At the weekend I took the long route down to Pembrokeshire to pay a visit to Ramsey Island before it closes for the winter at the end of next month. After spending another couple of weeks volunteering there in June, I wanted to visit later on in the season, especially wanting to see the grey seals pupping on the beaches.
I tried to make the trip a couple of Septembers ago but poor weather on three consecutive days thwarted my attempt. This time I left my decision to visit to the last minute and with Saturday’s weather looking to be set fair, I set off down through Wales on Friday afternoon. The journey took longer than usual as I went via a different route, using country lanes through the heart of mid-Wales, eventually arriving in time to watch the rugby in the pub.
Having left my plans to the last minute, I couldn’t get a room in the B&B I used last time; the Coach House in the centre of St David’s. Instead, I booked into the sister property, Bwlch Carte, a cottage with a couple of B&B rooms on the edge of town but only about 10 minutes walk from the centre. I was glad I did as I woke to the view below – having left the curtains open, I woke to see mist across the heathland behind the cottage, with the hills poking out of the top – I’m glad I didn’t lie in!
The weather was perfect and the crossing to Ramsey about a calm as I’ve seen it. I spent the day wandering around the island, feeling like I should be getting on with some tasks, but instead just enjoying the scenery and sunshine. I had hoped that the heathland flowers would still be out but they had long faded and I will need to visit in late August to get them in their prime. However, just as photogenic, the drying grass and wilting bracken gave a rusty autumn tint to the land, showing that the fine weather was possibly just a last lingering flicker of the summer.

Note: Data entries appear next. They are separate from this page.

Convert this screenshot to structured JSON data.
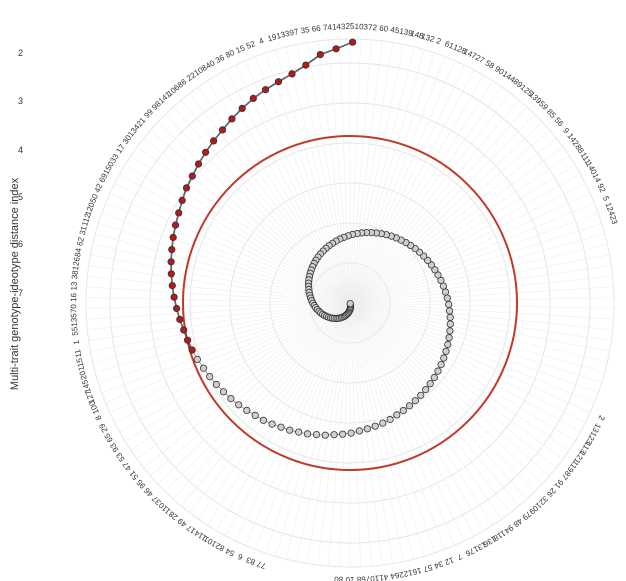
{
  "chart_data": {
    "type": "scatter",
    "ylabel": "Multi-trait genotype-ideotype distance index",
    "radial_ticks": [
      "2",
      "3",
      "4",
      "5",
      "6",
      "7"
    ],
    "angular_labels": [
      "25",
      "103",
      "72",
      "60",
      "45",
      "139",
      "148",
      "132",
      "2",
      "61",
      "128",
      "147",
      "27",
      "58",
      "90",
      "144",
      "89",
      "125",
      "139",
      "59",
      "85",
      "56",
      "9",
      "142",
      "88",
      "111",
      "140",
      "14",
      "92",
      "5",
      "124",
      "23",
      "",
      "",
      "",
      "",
      "",
      "",
      "",
      "",
      "",
      "",
      "",
      "",
      "",
      "",
      "",
      "",
      "",
      "2",
      "13",
      "123",
      "113",
      "121",
      "119",
      "87",
      "91",
      "26",
      "32",
      "109",
      "79",
      "48",
      "94",
      "118",
      "136",
      "131",
      "76",
      "7",
      "12",
      "34",
      "57",
      "16",
      "122",
      "64",
      "41",
      "107",
      "68",
      "10",
      "80",
      "",
      "",
      "",
      "",
      "",
      "",
      "77",
      "83",
      "6",
      "54",
      "82",
      "101",
      "114",
      "17",
      "49",
      "28",
      "110",
      "37",
      "46",
      "95",
      "51",
      "47",
      "53",
      "93",
      "65",
      "29",
      "8",
      "100",
      "127",
      "145",
      "20",
      "115",
      "11",
      "1",
      "55",
      "135",
      "70",
      "16",
      "13",
      "38",
      "126",
      "84",
      "62",
      "31",
      "112",
      "120",
      "50",
      "42",
      "69",
      "150",
      "33",
      "17",
      "30",
      "134",
      "21",
      "99",
      "98",
      "141",
      "106",
      "86",
      "22",
      "108",
      "40",
      "36",
      "80",
      "15",
      "52",
      "4",
      "19",
      "133",
      "97",
      "35",
      "66",
      "74",
      "143"
    ],
    "cutoff_radius": 5.15,
    "selected_color": "#b31b1b",
    "unselected_color": "#cfcfcf",
    "cutoff_color": "#c0392b",
    "n_selected": 30,
    "index_values": [
      7.05,
      6.95,
      6.88,
      6.75,
      6.66,
      6.6,
      6.55,
      6.5,
      6.44,
      6.38,
      6.32,
      6.27,
      6.22,
      6.17,
      6.12,
      6.08,
      6.03,
      5.98,
      5.94,
      5.9,
      5.86,
      5.82,
      5.78,
      5.74,
      5.7,
      5.66,
      5.62,
      5.58,
      5.55,
      5.52,
      5.49,
      5.45,
      5.42,
      5.39,
      5.36,
      5.33,
      5.3,
      5.27,
      5.24,
      5.22,
      5.19,
      5.16,
      5.14,
      5.11,
      5.09,
      5.06,
      5.04,
      5.01,
      4.99,
      4.97,
      4.94,
      4.92,
      4.9,
      4.88,
      4.86,
      4.83,
      4.81,
      4.79,
      4.77,
      4.75,
      4.73,
      4.71,
      4.69,
      4.67,
      4.65,
      4.63,
      4.61,
      4.59,
      4.57,
      4.55,
      4.53,
      4.51,
      4.49,
      4.47,
      4.45,
      4.43,
      4.41,
      4.39,
      4.37,
      4.35,
      4.33,
      4.31,
      4.29,
      4.27,
      4.25,
      4.23,
      4.21,
      4.19,
      4.17,
      4.15,
      4.13,
      4.11,
      4.09,
      4.07,
      4.05,
      4.03,
      4.01,
      3.99,
      3.97,
      3.95,
      3.93,
      3.91,
      3.89,
      3.87,
      3.85,
      3.83,
      3.81,
      3.79,
      3.77,
      3.75,
      3.73,
      3.71,
      3.69,
      3.67,
      3.65,
      3.63,
      3.61,
      3.59,
      3.57,
      3.55,
      3.53,
      3.51,
      3.49,
      3.47,
      3.45,
      3.43,
      3.41,
      3.39,
      3.37,
      3.35,
      3.33,
      3.31,
      3.29,
      3.27,
      3.25,
      3.23,
      3.21,
      3.19,
      3.17,
      3.15,
      3.13,
      3.11,
      3.09,
      3.07,
      3.05,
      3.03,
      3.01,
      2.99,
      2.97,
      2.95,
      2.93,
      2.91
    ]
  }
}
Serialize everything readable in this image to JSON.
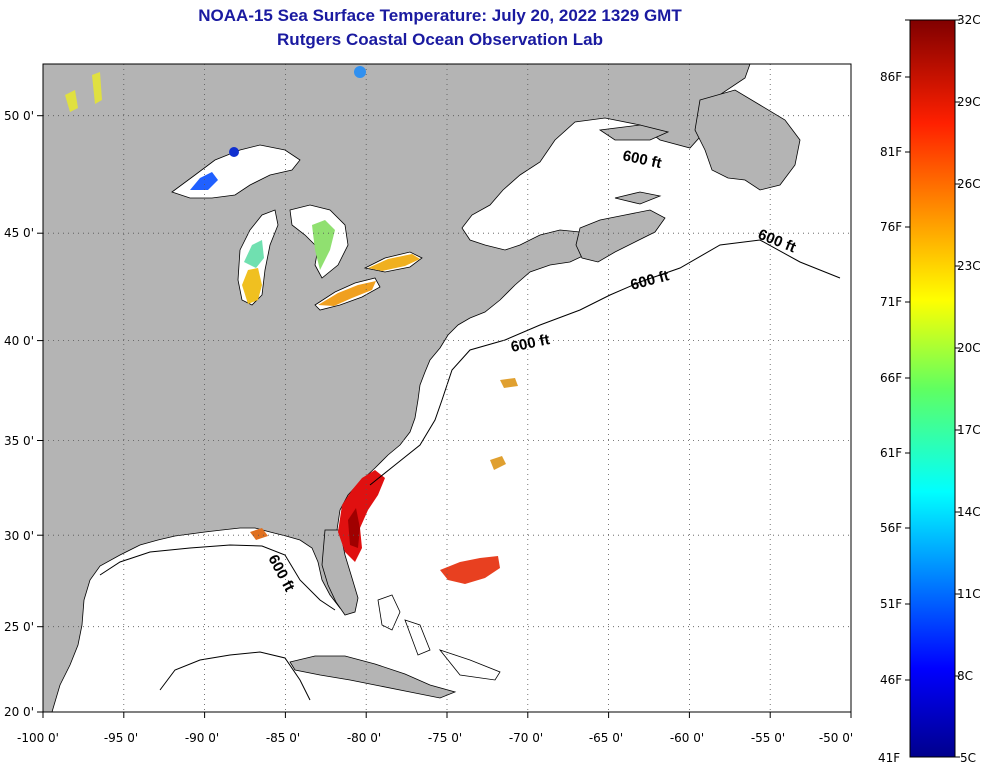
{
  "title": "NOAA-15 Sea Surface Temperature:  July 20, 2022 1329 GMT",
  "subtitle": "Rutgers Coastal Ocean Observation Lab",
  "map": {
    "lon_ticks": [
      "-100 0'",
      "-95 0'",
      "-90 0'",
      "-85 0'",
      "-80 0'",
      "-75 0'",
      "-70 0'",
      "-65 0'",
      "-60 0'",
      "-55 0'",
      "-50 0'"
    ],
    "lat_ticks": [
      "50 0'",
      "45 0'",
      "40 0'",
      "35 0'",
      "30 0'",
      "25 0'",
      "20 0'"
    ],
    "contour_labels": [
      "600 ft",
      "600 ft",
      "600 ft",
      "600 ft",
      "600 ft"
    ],
    "colors": {
      "land": "#b4b4b4",
      "ocean": "#ffffff",
      "grid": "#555555",
      "hot": "#e01010"
    }
  },
  "colorbar": {
    "f_labels": [
      "86F",
      "81F",
      "76F",
      "71F",
      "66F",
      "61F",
      "56F",
      "51F",
      "46F",
      "41F"
    ],
    "c_labels": [
      "32C",
      "29C",
      "26C",
      "23C",
      "20C",
      "17C",
      "14C",
      "11C",
      "8C",
      "5C"
    ]
  }
}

Most of the way around the island, where sounds could float up from the bays, I could hear seals, but it was only when I got to Aber Mawr, the largest bay on the island, that the importance of Ramsey Island for pupping could be seen. Ramsey is the largest breeding site for Atlantic grey seals in southern Britain and around 700 are born on its beaches every autumn. Aber Mawr had its fair share with cows and calves spread out across its sand, pebbles and rocks.
The bird life was a little quieter than when I was there in June; some of the summer visitors were still around but the cliff-nesting birds were all gone to sea for the winter. However, the autumn migration was well underway with waves of hirundines (swallows and martins) flying through on their passage south. Before the 4:00pm boat arrived to take the visitors back across the Sound, including me for once, I spent a little time looking for a wryneck in one of the bays but without any luck – I’ll have to wait longer for my first ever sighting.
It was with sadness that I drove home yesterday – it’ll probably be summer again before I make another trip to the Island – but the long journey was well worth it, even for a visit of just a few short hours.